I can't do this without support, but I have my cousin and friends in LA.

And I can't do it without doctors, which is why I have an appointment with a nationally ranked diabetes doctor three days after I fly in. And that juicer I bought and have been using? It's coming. So is my bike. (And my helmet because c'mon.)

This is a big step for me. It's not going to be easy. Because of my health, nothing will ever be easy. But I've put bolts in this plan. This plan has insurance. This plan has a foundation stronger than any of my other plans have ever had before.

I am emboldened. I am fucking ready.

6/27/14

Why Tattoos Matter to Me


When strangers ask me why I got this paper airplane tattoo on my forearm, I weakly reply that I've always wanted a tattoo in this spot. I don't tell them that this is where I typically have an intravenous line put in. I don't say that it's where the bruises first show up, the gashes from a blown line, the rash from a new allergy.

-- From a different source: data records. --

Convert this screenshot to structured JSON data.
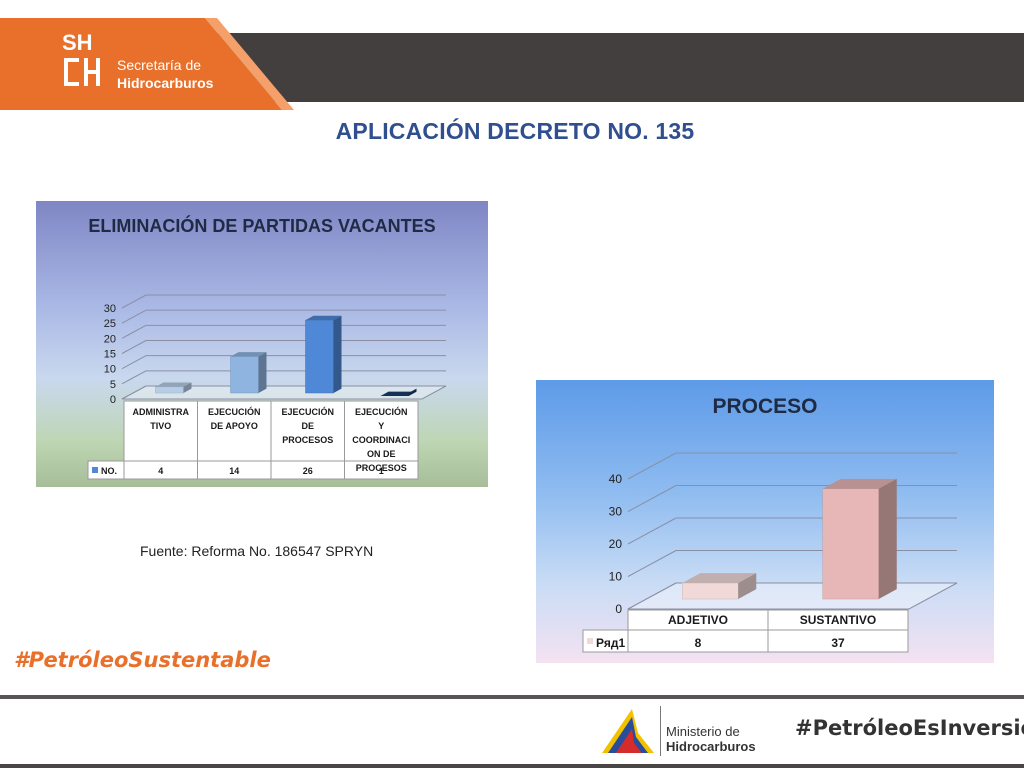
{
  "header": {
    "logo_letters": "SH",
    "org_line1": "Secretaría de",
    "org_line2": "Hidrocarburos"
  },
  "slide_title": "APLICACIÓN DECRETO NO. 135",
  "source_note": "Fuente: Reforma No. 186547 SPRYN",
  "hashtag_left": "#PetróleoSustentable",
  "footer": {
    "ministry_line1": "Ministerio de",
    "ministry_line2": "Hidrocarburos",
    "hashtag_right": "#PetróleoEsInversión"
  },
  "colors": {
    "brand_orange": "#e8702a",
    "header_dark": "#423f3e",
    "title_blue": "#2f4f8f"
  },
  "chart_data": [
    {
      "type": "bar",
      "title": "ELIMINACIÓN DE PARTIDAS VACANTES",
      "categories": [
        "ADMINISTRA TIVO",
        "EJECUCIÓN DE APOYO",
        "EJECUCIÓN DE PROCESOS",
        "EJECUCIÓN Y COORDINACI ON DE PROCESOS"
      ],
      "series": [
        {
          "name": "NO.",
          "values": [
            4,
            14,
            26,
            1
          ]
        }
      ],
      "ylim": [
        0,
        30
      ],
      "yticks": [
        0,
        5,
        10,
        15,
        20,
        25,
        30
      ],
      "bar_colors": [
        "#b7cde6",
        "#8fb4e0",
        "#4f88d6",
        "#1a3f6b"
      ],
      "grid": true,
      "data_table": true
    },
    {
      "type": "bar",
      "title": "PROCESO",
      "categories": [
        "ADJETIVO",
        "SUSTANTIVO"
      ],
      "series": [
        {
          "name": "Ряд1",
          "values": [
            8,
            37
          ]
        }
      ],
      "ylim": [
        0,
        40
      ],
      "yticks": [
        0,
        10,
        20,
        30,
        40
      ],
      "bar_colors": [
        "#f1d9d9",
        "#e6b7b6"
      ],
      "grid": true,
      "data_table": true
    }
  ]
}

So much of recovery from an illness–especially ones that dramatically change your appearance, like cancer–is learning to accept your body as it is now, functioning and alive. It may continue to change with new treatments and surgeries, but the never-ending work toward body image redemption is an essential part of recovery.

I love having scars: they're proof of a battle fought and if you're looking at it, a battle won, if only temporarily. They are something to point to, something to indicate survival. The red slash across my throat says "this marks the spot where the cancer was removed," and I like being able to tilt my head up and say "here," when I'm asked where my cancer was located.

This week, I'm covered in bruises and marks, and my face is red and bloated from high doses of prednisone. My legs are a battlefield of tiny pink injection spots and the bruises that follow. I feel alien to myself, and frustrated that I can't control what's happening to me. 

I can cut my hair, dye it black, and pick what I wear, but I can't fix the terror on the inside invading my skin, blurring the hard lines of my face. This is ugly, and no cool scar is going to change that.

This leads me to reclaim parts of my body that have been lost. This tattoo, as silly as I may find it now, is always commented on by nurses looking for a viable vein. It's mine; a drawing made by someone I paid to burn on me, on Haight Street in San Francisco, on a day when I felt wholly in control of my body and my self.

Tattoos are a choice, a strong lasting expression. I can't think of another way to better assert what little power I have over my own body. It is here, forever, a prettier parallel to the scars on my insides.